My default setting since I was young, has been to blame myself for things, to feel anxiety and worry about ‘what I’ve done’. Things that no doubt, others have forgotten about or passed over years ago. At 4.20am, according to my anxiety-riddled brain and bruised heart, I’m pretty much a monstrous and failed person. When I finally get up (having had no more, or only fitful sleep), I feel exhausted with it. The first hours of the day are spent trying to let the anxiety drop from me – to embrace being awake and alive right now. To shake-off the self-blame and the self-denigration. Some days that’s fairly successful, others less so.
This stuff had very much lessened for me in recent years, but in the wake of my brother John’s death and the upsetting events that have unfolded since then, the 4.20 demons have returned in full-force.
I’m going to be sixty this year. I would have hoped that this exhausting way of being would have worked its way out of my system by this age, but when essential parts of your life get taken away or moved around, I guess the earliest forms of coping return, no matter how much ‘work’ you’ve done to move past them.
I think when I was growing-up I developed anxiety as a way of coping with things and took the responsibility for things ‘not being right’ as my own. My friends Jamie and Lindsay said of me when I was a teenager, that I’d worry about not having anything to worry about. Maybe worry was / is a way of trying to have some control over the uncontrollable, except of course, it really doesn’t work that way, it just makes me feel bad as well as having to deal with whatever has happened.
Logic doesn’t help much.
I had a dream years ago where a bunch of monsters with axes and torches were marching towards me to attack me. A voice in the dream said: ‘They’re ghosts. You just have to stand your ground and let them pass through you.’ In the dream that’s exactly what happened … I stood my ground and as they passed through me the monsters evaporated into the air.

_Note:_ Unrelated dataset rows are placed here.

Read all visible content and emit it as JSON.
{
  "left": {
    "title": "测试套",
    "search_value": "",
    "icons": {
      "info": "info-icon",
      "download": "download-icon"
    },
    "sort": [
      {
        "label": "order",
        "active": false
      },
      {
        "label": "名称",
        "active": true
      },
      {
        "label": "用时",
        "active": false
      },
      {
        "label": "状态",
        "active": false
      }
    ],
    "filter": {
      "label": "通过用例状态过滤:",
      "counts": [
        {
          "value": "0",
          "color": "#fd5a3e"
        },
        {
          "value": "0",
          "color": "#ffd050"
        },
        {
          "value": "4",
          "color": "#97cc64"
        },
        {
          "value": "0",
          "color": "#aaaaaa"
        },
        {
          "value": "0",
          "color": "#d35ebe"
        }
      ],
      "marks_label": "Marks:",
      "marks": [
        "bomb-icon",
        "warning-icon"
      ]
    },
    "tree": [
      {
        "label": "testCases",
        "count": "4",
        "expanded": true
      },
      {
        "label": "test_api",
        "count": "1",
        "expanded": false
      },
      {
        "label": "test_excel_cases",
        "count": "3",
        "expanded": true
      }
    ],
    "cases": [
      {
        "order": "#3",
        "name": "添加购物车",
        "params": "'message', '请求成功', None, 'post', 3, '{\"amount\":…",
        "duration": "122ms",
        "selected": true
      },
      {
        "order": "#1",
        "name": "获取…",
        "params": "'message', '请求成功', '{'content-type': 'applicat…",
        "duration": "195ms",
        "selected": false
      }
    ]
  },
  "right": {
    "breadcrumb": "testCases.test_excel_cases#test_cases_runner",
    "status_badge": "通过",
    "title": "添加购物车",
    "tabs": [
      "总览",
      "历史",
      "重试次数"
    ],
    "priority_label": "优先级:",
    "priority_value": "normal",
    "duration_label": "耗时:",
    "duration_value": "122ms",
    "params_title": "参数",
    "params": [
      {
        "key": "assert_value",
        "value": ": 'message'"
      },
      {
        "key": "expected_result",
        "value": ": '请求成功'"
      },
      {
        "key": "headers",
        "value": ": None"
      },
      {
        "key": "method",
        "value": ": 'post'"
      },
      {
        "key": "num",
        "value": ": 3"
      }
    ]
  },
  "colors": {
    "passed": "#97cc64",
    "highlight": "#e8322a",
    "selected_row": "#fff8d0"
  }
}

That’s pretty much how it works in waking life too. It helps to recognise when things are ghosts and to remind myself just to stand my ground and let them pass through me, but it’s exhausting having to do it again and again, year after year, even when you thought you’d got those monsters licked. Having an awareness of what’s going on helps: years ago I would feel like there was no way out of this fear and anxiety, but experience has told me there is and gives me a bit of perspective and therefore patience … gives me the ability to stand my ground and let the phantoms pass through me, knowing they will eventually evaporate into the air, even if it doesn’t feel like it when they’re marching towards me.